Shot by Terry Richardson, the video certainly makes for a paradoxical backdrop — with Jeezy throwing red, white and blue confetti and dancing on the bed with bikini-clad dime pieces — while the bridge features Paul singing, “interest rates going up/seems like no value’s in the buck.”

But like so many of today’s artists, Jeezy’s literary device of choice is irony: “It was all good a week ago, Young the big tipper/Grinding all week and threw it all at the stripper/Got me lookin’ at my stash like where the fuck is the rest at/Lookin’ at my watch like it’s a bad investment.”

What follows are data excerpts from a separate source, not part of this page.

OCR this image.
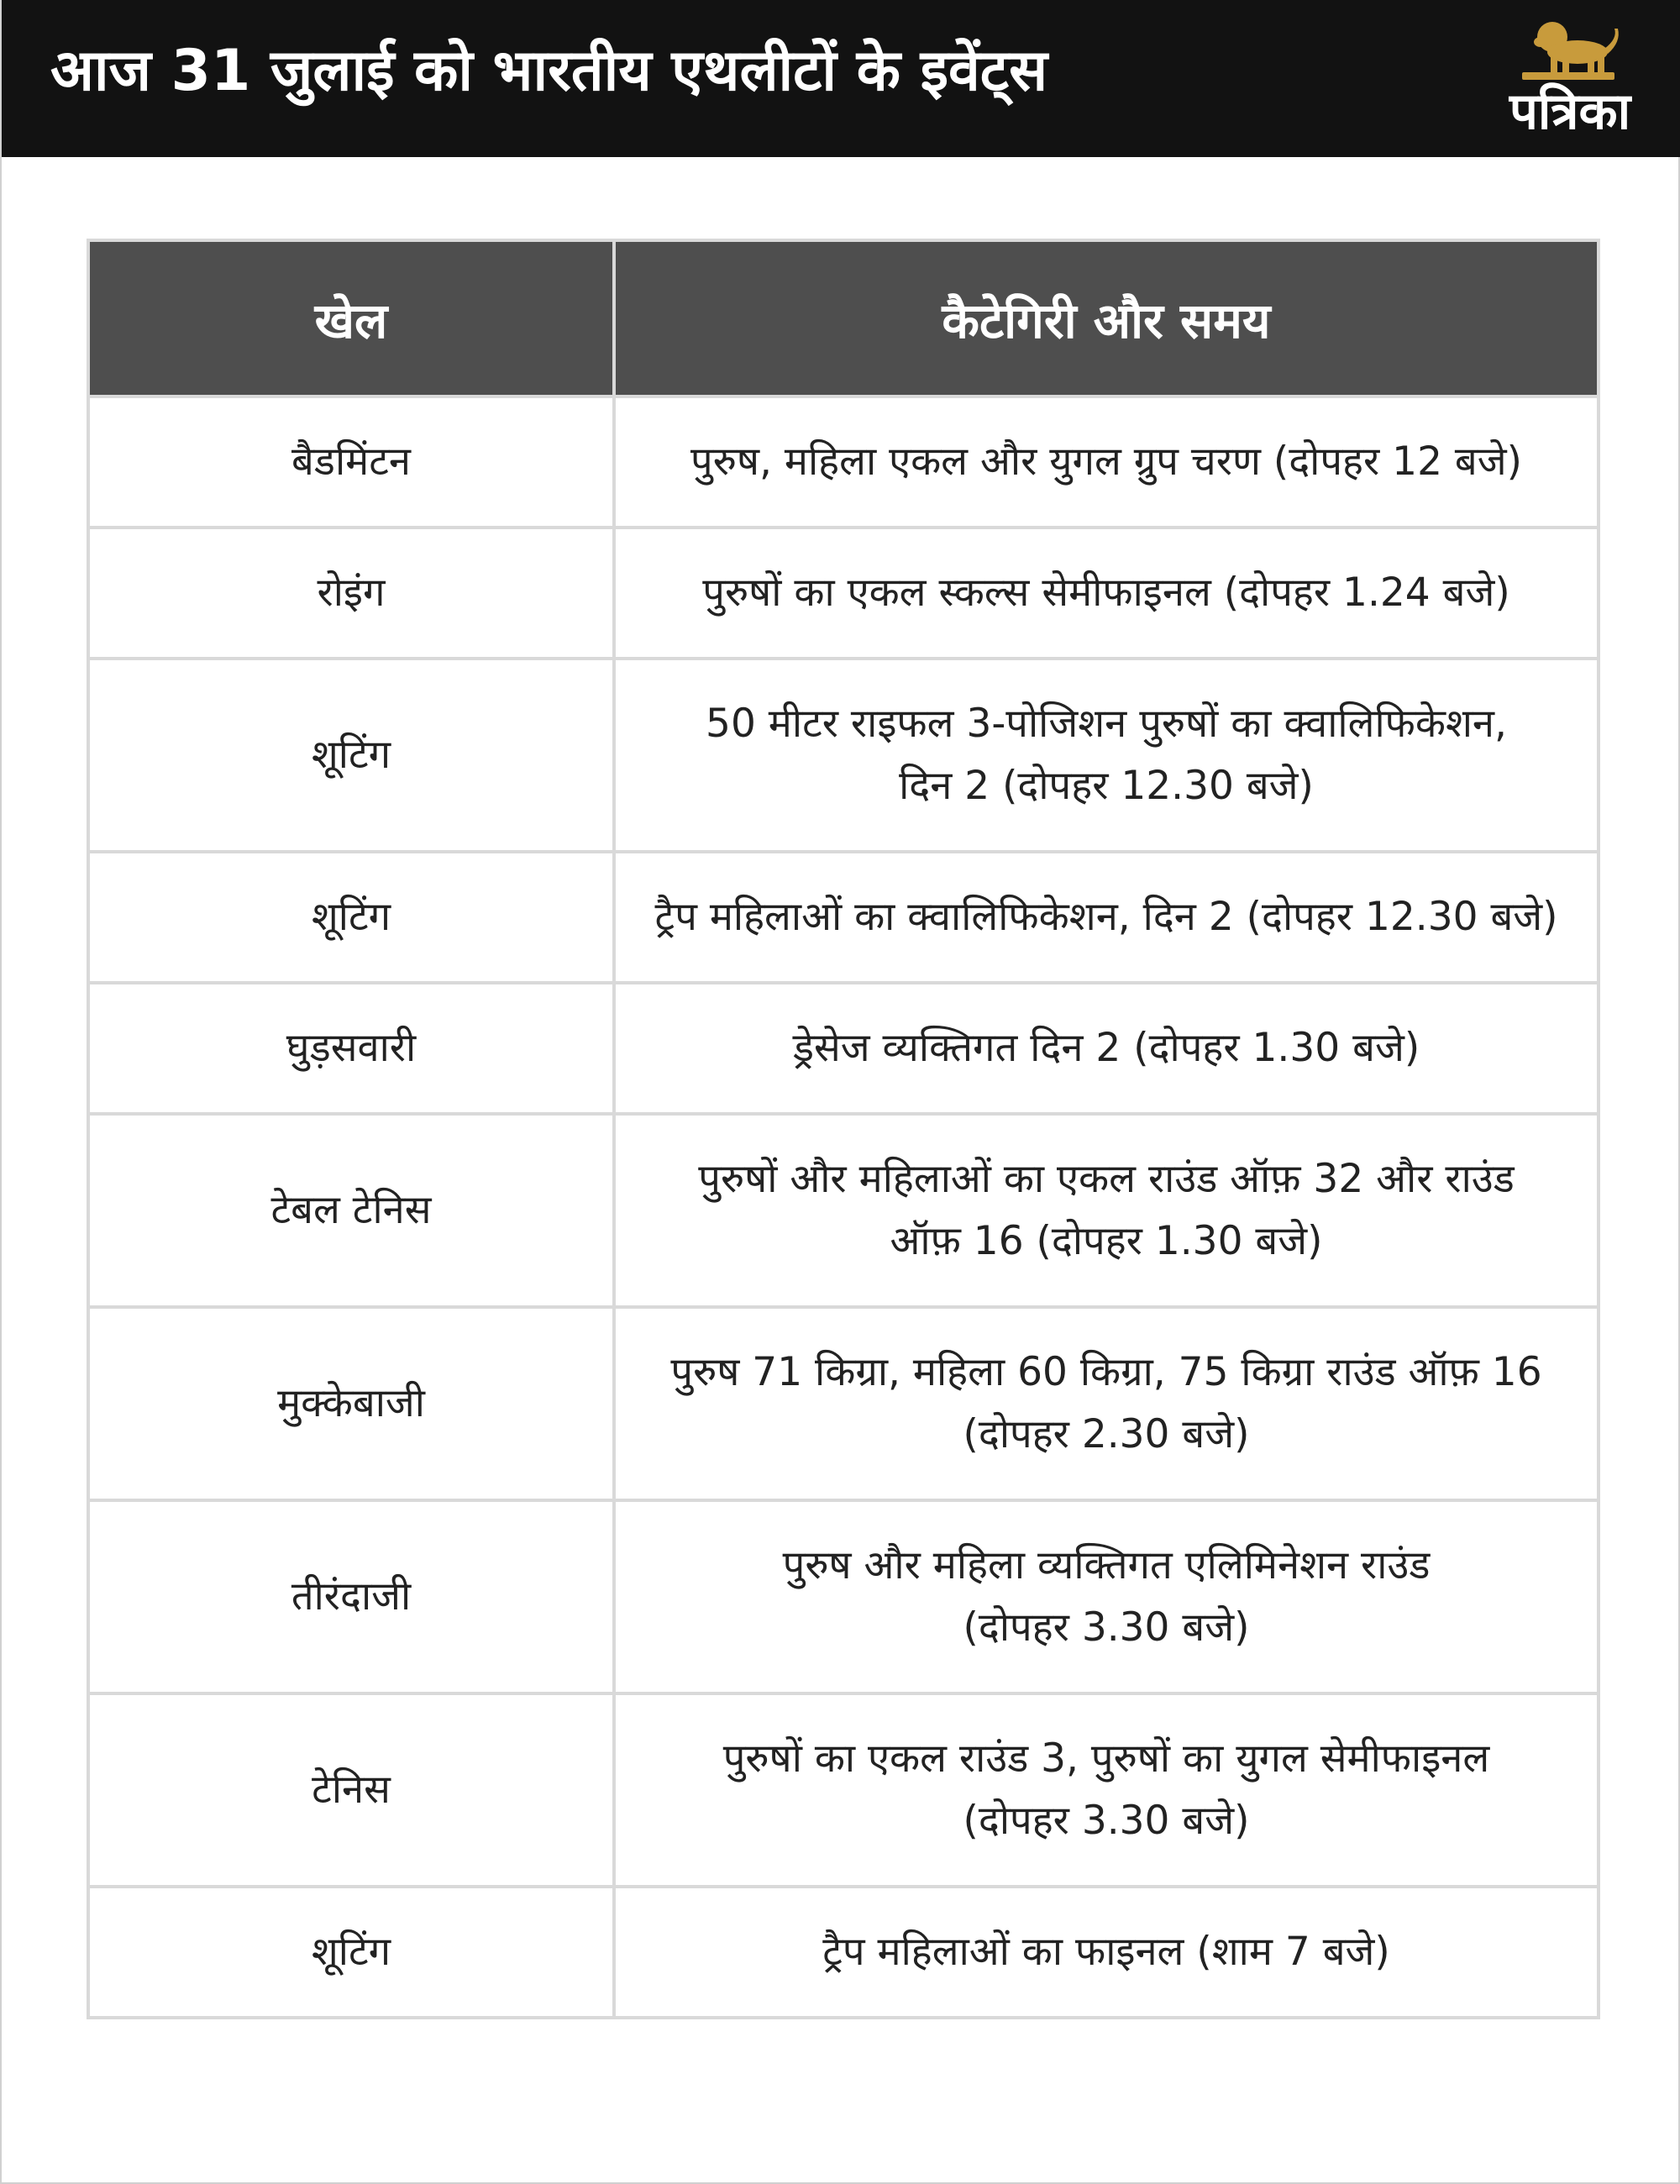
आज 31 जुलाई को भारतीय एथलीटों के इवेंट्स
पत्रिका
खेल	कैटेगिरी और समय
बैडमिंटन	पुरुष, महिला एकल और युगल ग्रुप चरण (दोपहर 12 बजे)

रोइंग	पुरुषों का एकल स्कल्स सेमीफाइनल (दोपहर 1.24 बजे)

शूटिंग	50 मीटर राइफल 3-पोजिशन पुरुषों का क्वालिफिकेशन,
दिन 2 (दोपहर 12.30 बजे)

शूटिंग	ट्रैप महिलाओं का क्वालिफिकेशन, दिन 2 (दोपहर 12.30 बजे)

घुड़सवारी	ड्रेसेज व्यक्तिगत दिन 2 (दोपहर 1.30 बजे)

टेबल टेनिस	पुरुषों और महिलाओं का एकल राउंड ऑफ़ 32 और राउंड
ऑफ़ 16 (दोपहर 1.30 बजे)

मुक्केबाजी	पुरुष 71 किग्रा, महिला 60 किग्रा, 75 किग्रा राउंड ऑफ़ 16
(दोपहर 2.30 बजे)

तीरंदाजी	पुरुष और महिला व्यक्तिगत एलिमिनेशन राउंड
(दोपहर 3.30 बजे)

टेनिस	पुरुषों का एकल राउंड 3, पुरुषों का युगल सेमीफाइनल
(दोपहर 3.30 बजे)

शूटिंग	ट्रैप महिलाओं का फाइनल (शाम 7 बजे)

It’s hardly much to agonize over. And with copious amounts of alcohol to swig and an over-sized chocolate cake-replica of the White House on hand, Jeezy doesn’t appear to be suffering much. But therein lies the compelling sales pitch. Because if we’re to believe the values he espouses in his lyrics, Young Jeezy is a capitalist above all else. Whether the product is coke or Coke makes no matter to him. When hard times hit — as they did in the music industry long before the rest of the country began to feel the pinch — a hustler must find a new way to grind.

So we shouldn’t be surprised that Jeezy’s Belvedere-sponsored video creates an orgiastic mess of things — mixing the cultural pride expressed over the election of Pres. Obama with the capitalistic excess symbolized by a bottle of top-shelf liquor. It’s a celebration, bitches. And suddenly, a song Billy Paul originally meant as a plea for economic mercy becomes a commercial hyping young America to swag it out.

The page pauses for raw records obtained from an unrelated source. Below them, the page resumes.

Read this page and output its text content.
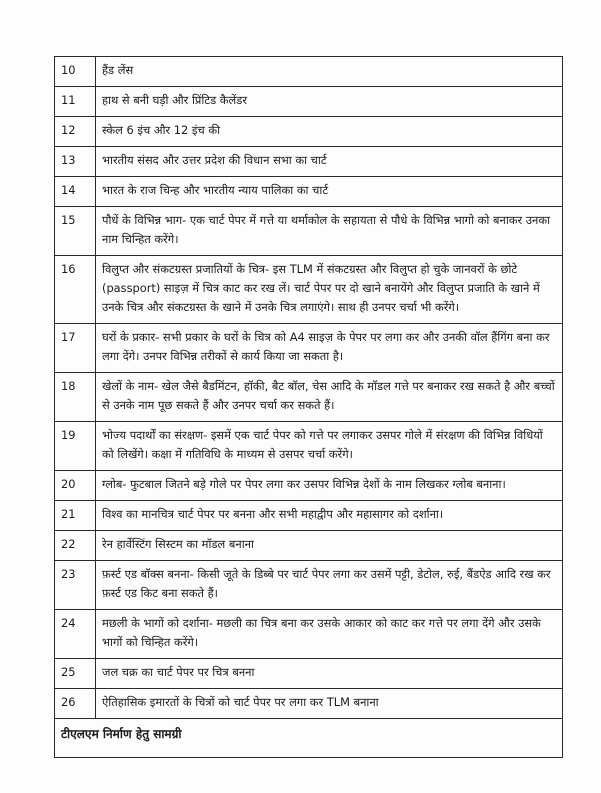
10	हैंड लेंस
11	हाथ से बनी घड़ी और प्रिंटिड कैलेंडर
12	स्केल 6 इंच और 12 इंच की
13	भारतीय संसद और उत्तर प्रदेश की विधान सभा का चार्ट
14	भारत के राज चिन्ह और भारतीय न्याय पालिका का चार्ट
15	पौधें के विभिन्न भाग- एक चार्ट पेपर में गत्ते या थर्माकोल के सहायता से पौधे के विभिन्न भागो को बनाकर उनका नाम चिन्हित करेंगे।
16	विलुप्त और संकटग्रस्त प्रजातियों के चित्र- इस TLM में संकटग्रस्त और विलुप्त हो चुके जानवरों के छोटे (passport) साइज़ में चित्र काट कर रख लें। चार्ट पेपर पर दो खाने बनायेंगे और विलुप्त प्रजाति के खाने में उनके चित्र और संकटग्रस्त के खाने में उनके चित्र लगाएंगे। साथ ही उनपर चर्चा भी करेंगे।
17	घरों के प्रकार- सभी प्रकार के घरों के चित्र को A4 साइज़ के पेपर पर लगा कर और उनकी वॉल हैंगिंग बना कर लगा देंगे। उनपर विभिन्न तरीकों से कार्य किया जा सकता है।
18	खेलों के नाम- खेल जैसे बैडमिंटन, हॉकी, बैट बॉल, चेस आदि के मॉडल गत्ते पर बनाकर रख सकते है और बच्चों से उनके नाम पूछ सकते हैं और उनपर चर्चा कर सकते हैं।
19	भोज्य पदार्थों का संरक्षण- इसमें एक चार्ट पेपर को गत्ते पर लगाकर उसपर गोले में संरक्षण की विभिन्न विधियों को लिखेंगे। कक्षा में गतिविधि के माध्यम से उसपर चर्चा करेंगे।
20	ग्लोब- फुटबाल जितने बड़े गोले पर पेपर लगा कर उसपर विभिन्न देशों के नाम लिखकर ग्लोब बनाना।
21	विश्व का मानचित्र चार्ट पेपर पर बनना और सभी महाद्वीप और महासागर को दर्शाना।
22	रेन हार्वेस्टिंग सिस्टम का मॉडल बनाना
23	फ़र्स्ट एड बॉक्स बनना- किसी जूते के डिब्बे पर चार्ट पेपर लगा कर उसमें पट्टी, डेटोल, रुई, बैंडऐड आदि रख कर फ़र्स्ट एड किट बना सकते हैं।
24	मछली के भागों को दर्शाना- मछली का चित्र बना कर उसके आकार को काट कर गत्ते पर लगा देंगे और उसके भागों को चिन्हित करेंगे।
25	जल चक्र का चार्ट पेपर पर चित्र बनना
26	ऐतिहासिक इमारतों के चित्रों को चार्ट पेपर पर लगा कर TLM बनाना
टीएलएम निर्माण हेतु सामग्री	
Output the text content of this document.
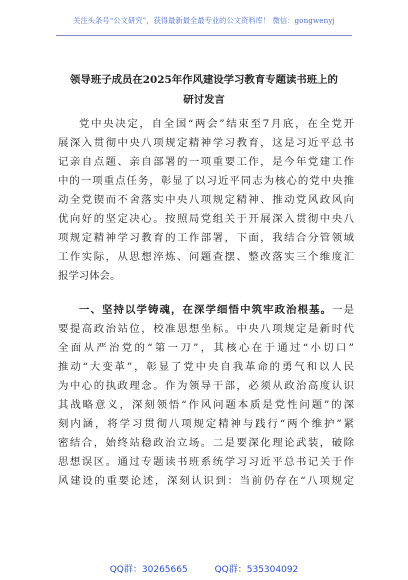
关注头条号“公文研究”，获得最新最全最专业的公文资料库！ 微信：gongwenyj
领导班子成员在2025年作风建设学习教育专题读书班上的
研讨发言
党中央决定，自全国“两会”结束至7月底，在全党开
展深入贯彻中央八项规定精神学习教育，这是习近平总书
记亲自点题、亲自部署的一项重要工作，是今年党建工作
中的一项重点任务，彰显了以习近平同志为核心的党中央推
动全党锲而不舍落实中央八项规定精神、推动党风政风向
优向好的坚定决心。按照局党组关于开展深入贯彻中央八
项规定精神学习教育的工作部署，下面，我结合分管领域
工作实际，从思想淬炼、问题查摆、整改落实三个维度汇
报学习体会。
一、坚持以学铸魂，在深学细悟中筑牢政治根基。一是
要提高政治站位，校准思想坐标。中央八项规定是新时代
全面从严治党的“第一刀”，其核心在于通过“小切口”
推动“大变革”，彰显了党中央自我革命的勇气和以人民
为中心的执政理念。作为领导干部，必须从政治高度认识
其战略意义，深刻领悟“作风问题本质是党性问题”的深
刻内涵，将学习贯彻八项规定精神与践行“两个维护”紧
密结合，始终站稳政治立场。二是要深化理论武装，破除
思想误区。通过专题读书班系统学习习近平总书记关于作
风建设的重要论述，深刻认识到：当前仍存在“八项规定
QQ群：30265665	QQ群：535304092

The message is clear as a fifth of Belvedere: Let the vodka “Circulate.” It’s the American way.

(Photo courtesy Belvedere Vodka)

Young Jeezy denies endorsing McCain, says Vibe ‘misconstrued’ his words

Tuesday, July 8th, 2008

First Congressman John Lewis, now rapper Young Jeezy.

In the August issue of Vibe magazine, Young Jeezy is quoted in the cover story as saying, “No disrespect to Barack, but I fuck with John McCain.”

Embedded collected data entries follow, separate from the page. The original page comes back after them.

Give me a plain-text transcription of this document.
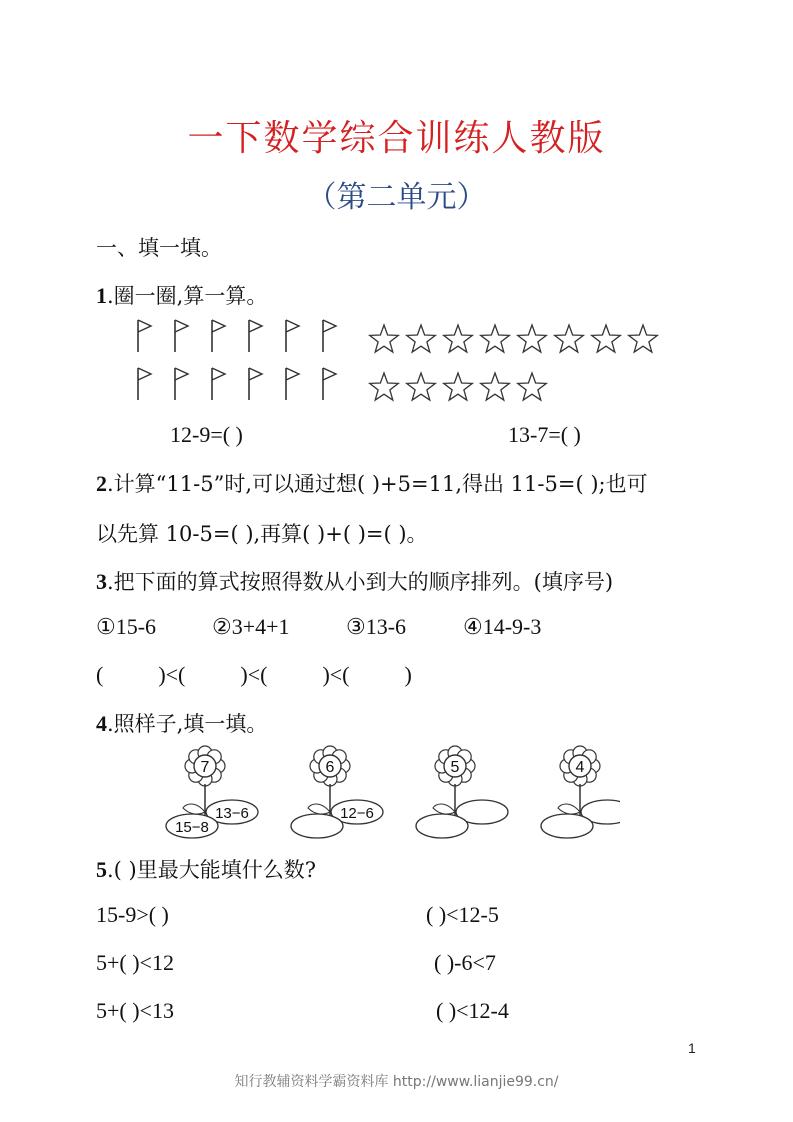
一下数学综合训练人教版
（第二单元）
一、填一填。
1.圈一圈,算一算。
12-9=( )	13-7=( )
2.计算“11-5”时,可以通过想( )+5=11,得出 11-5=( );也可
以先算 10-5=( ),再算( )+( )=( )。
3.把下面的算式按照得数从小到大的顺序排列。(填序号)
①15-6	②3+4+1	③13-6	④14-9-3
(          )<(          )<(          )<(          )
4.照样子,填一填。
7
13−6
15−8
6
12−6
5	4
5.( )里最大能填什么数?
15-9>( )	( )<12-5
5+( )<12	( )-6<7
5+( )<13	( )<12-4
1
知行教辅资料学霸资料库 http://www.lianjie99.cn/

Turns out, he meant to say the opposite. At least, that’s what he’s saying now in a classic what-had-happened-was moment. He’s even posted a YouTube video statement to clarify his position, saying “somewhere down the line my words got misconstrued.”

In the video, he wears a shirt printed with the words, “My president is black,” and aligns himself with the Democrat party, saying “I represent the streets, the struggle. I represent Democrats.”

In a not-so-ironic twist, his upcoming CD scheduled for release this summer, is titled The Recession. The high cost of gas is just one of the topics he plans to address.

The quote in question came after Jeezy met Senator McCain in May on the set of Saturday Night Live where they briefly shook hands. McCain was hosting the show and Jeezy was there performing “Love in this Club” with Usher. In the YouTube video posted last week, Jeezy disses McCain while addressing Senator Obama with the cool moniker, “Barack-O.”

Whether it’s a pure publicity stunt or a genuine flub Young Jeezy wanted to correct, it shows how much of a pop phenomenon Obama has become that a rapper of Jeezy’s commercial caliber would go so far to align himself with a presidential candidate.

But here’s something I can’t help but wonder: Can the support of a rapper like Young Jeezy — who’s been alleged to have ties to the BMF drug syndicate and nicknamed himself ‘the Snowman’ (hint, hint) earlier in his career — do more harm to Obama’s campaign than good? Or will the dope boy constituency be politically ignited to vote en masse, thereby countering those who might otherwise be offended?